Mas afinal quem é o Sergiu Stefanov? É ele que se vai apresentar. “Tenho 49 anos de idade, nasci em 1965. Sou romeno. Disse que era
ucraniano para não me tomar por pedinte. Infelizmente sinto que o meu povo está
muito mal visto por cá. Estudei na Roménia até ao 10º ano. Fui funcionário da
Romtelecom durante cerca de uma década e até 1999. Deixou de haver trabalho e o
dinheiro começou a escassear. No regime comunista de Nicolae Ceausescu vivi
sempre bem, até à sua queda em Dezembro de 1989. Foi uma mudança violenta que
resultou em mais de mil mortes. Desde cedo estive sempre ligado à escultura e
pintura. Fiz três exposições em Botosani. Já em democracia, com a economia a
dar voltas na barriga de miséria, desde pedreiro a pintor de interiores, a estucador,
a artesão, a restaurador de móveis, até passando pela electromecânica, fiz de
tudo e não chegou. Atirei-me à Europa e fiz dela a porta da minha esperança.
Passei por Itália, Bulgária, França, Holanda. Nestes países fazia de tudo o que
aparecia, desde a construção civil até apanhar fruta, e aproveitava o que
calhava para sobreviver. Em 2013 vim para Portugal. Por cá, trabalhei numa quinta,
na construção civil. Recusei sempre a estender a mão na rua. Tenho dignidade.
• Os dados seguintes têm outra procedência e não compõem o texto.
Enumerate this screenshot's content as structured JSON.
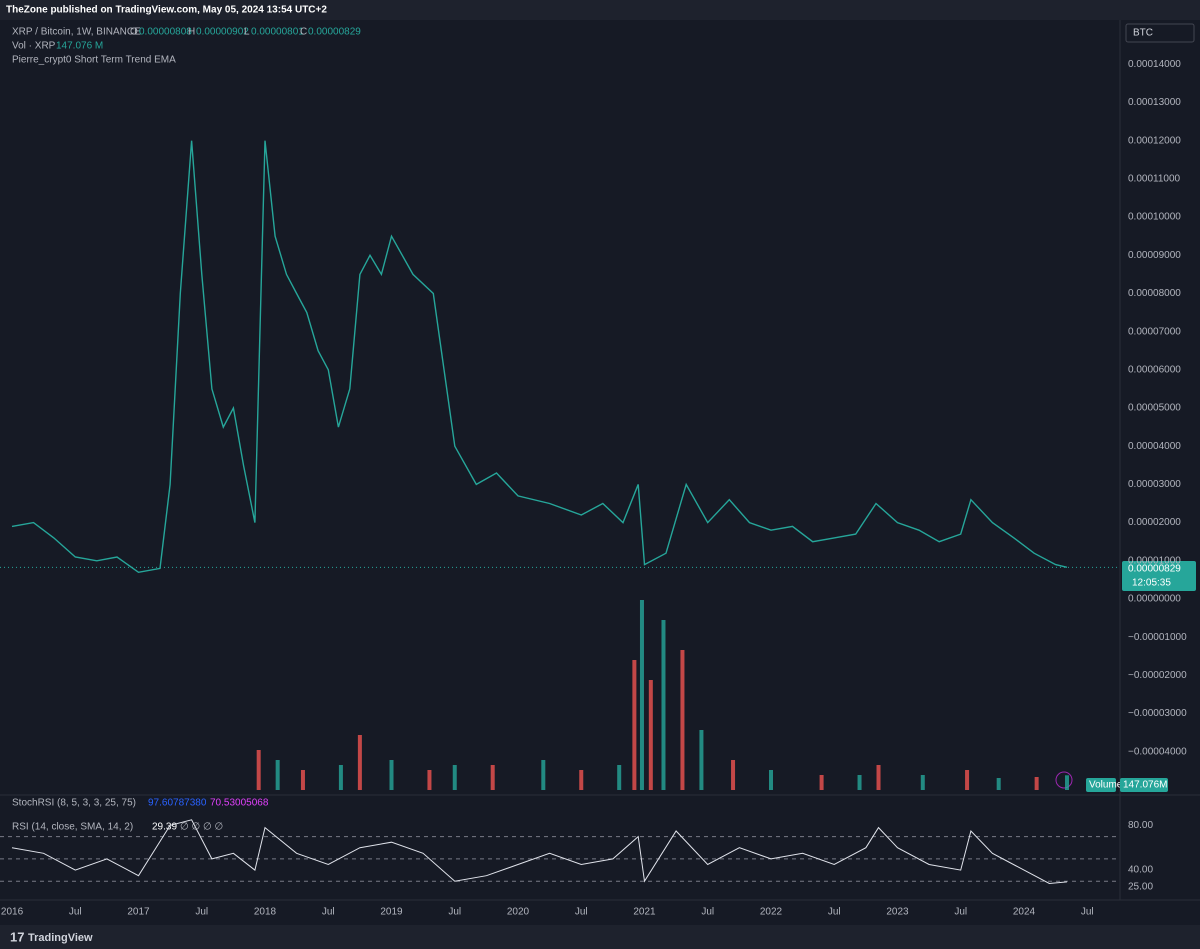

Continuo a procurar trabalho. Estou inscrito no IEFP, Instituto de Emprego e
Formação Profissional. Já tirei vários cursos profissionais, incluindo de
português, mas não tem aparecido nada para eu mostrar o que sei fazer. Nunca
recebi nada do Estado português até agora –embora já tivesse tratado da
documentação para futuramente poder receber o RSI, Rendimento Social de
Inserção. Até há pouco, com os trabalhos precários que tenho arranjado, fui conseguindo
saldar a renda do quarto. Pago 135,00 euros. Mas agora é que toquei no fundo.
Não sei o que fazer nem a que porta posso bater. Não quero ir para debaixo da
ponte. Para as refeições, diariamente, vou à Cozinha Económica. Foi então que o Marek Kepacs me
indicou o senhor. Pode fazer alguma coisa por mim? Pode ajudar-me?”